- Born: February 21, 1865 Jefferson City, Tennessee
- Died: August 9, 1913 (aged 48)
- Parent(s): Andrew Jackson Mountcastle Cornelia Frances Williams

= Robert Edward Lee Mountcastle =

Robert Edward Lee Mountcastle (February 21, 1865 – August 9, 1913) was a member of the Democratic National Committee and president of the Tennessee State Bar Association from 1902 to 1903.

==Biography==
He was born in Jefferson City, Tennessee, on February 21, 1865, to Andrew Jackson Mountcastle and Cornelia Frances Williams. He had two brothers, Frank Mountcastle of Johnson City, and George Mountcastle of Lexington, North Carolina. He had two sisters, Mrs. Clyde Yoe and Eulah Mountcastle of Jefferson City, Tennessee.

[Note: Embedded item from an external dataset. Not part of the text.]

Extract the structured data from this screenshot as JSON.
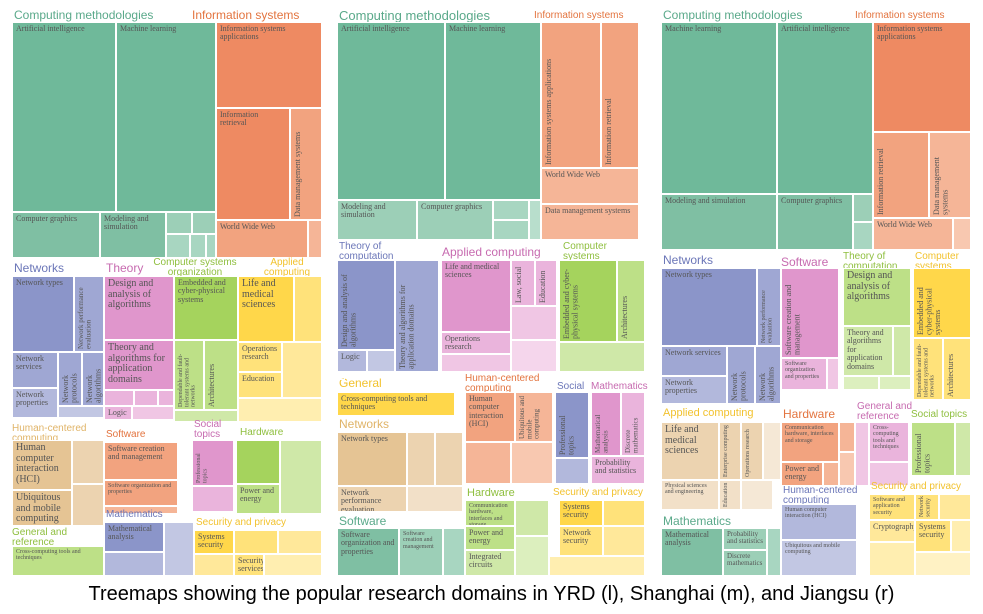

He received his degree of A.B. from Carson–Newman College in Jefferson City, Tennessee. He then attended Washington and Lee University in Lexington, Virginia, graduating from there with a second A.B. degree in 1882.

In 1885 he was admitted to the Tennessee Bar Association and began practicing law in Lynchburg, Tennessee.

On March 20, 1889, he married Eliza Bird Salmon of Lynchburg, Tennessee. They had two daughters and two sons, Louise Mountcastle, Marguerite Mountcastle, Paul Mountcastle, and Frederick Mountcastle.

In 1892 he moved to Morristown, Tennessee, and formed a law firm with James T. Shields and John Knight Shields. He later moved to Knoxville, Tennessee, and became a member of Shields, Cates & Mountcastle.

In 1904 he was elected Democratic National Committeeman from Tennessee. From 1900 to 1904 he was a member of the Tennessee State Democratic Executive Committee, and was also a district delegate to the 1892 Democratic National Convention in Chicago, Illinois. He was appointed to the staff of James Beriah Frazier in January 1903.

He died on August 9, 1913, of uremia.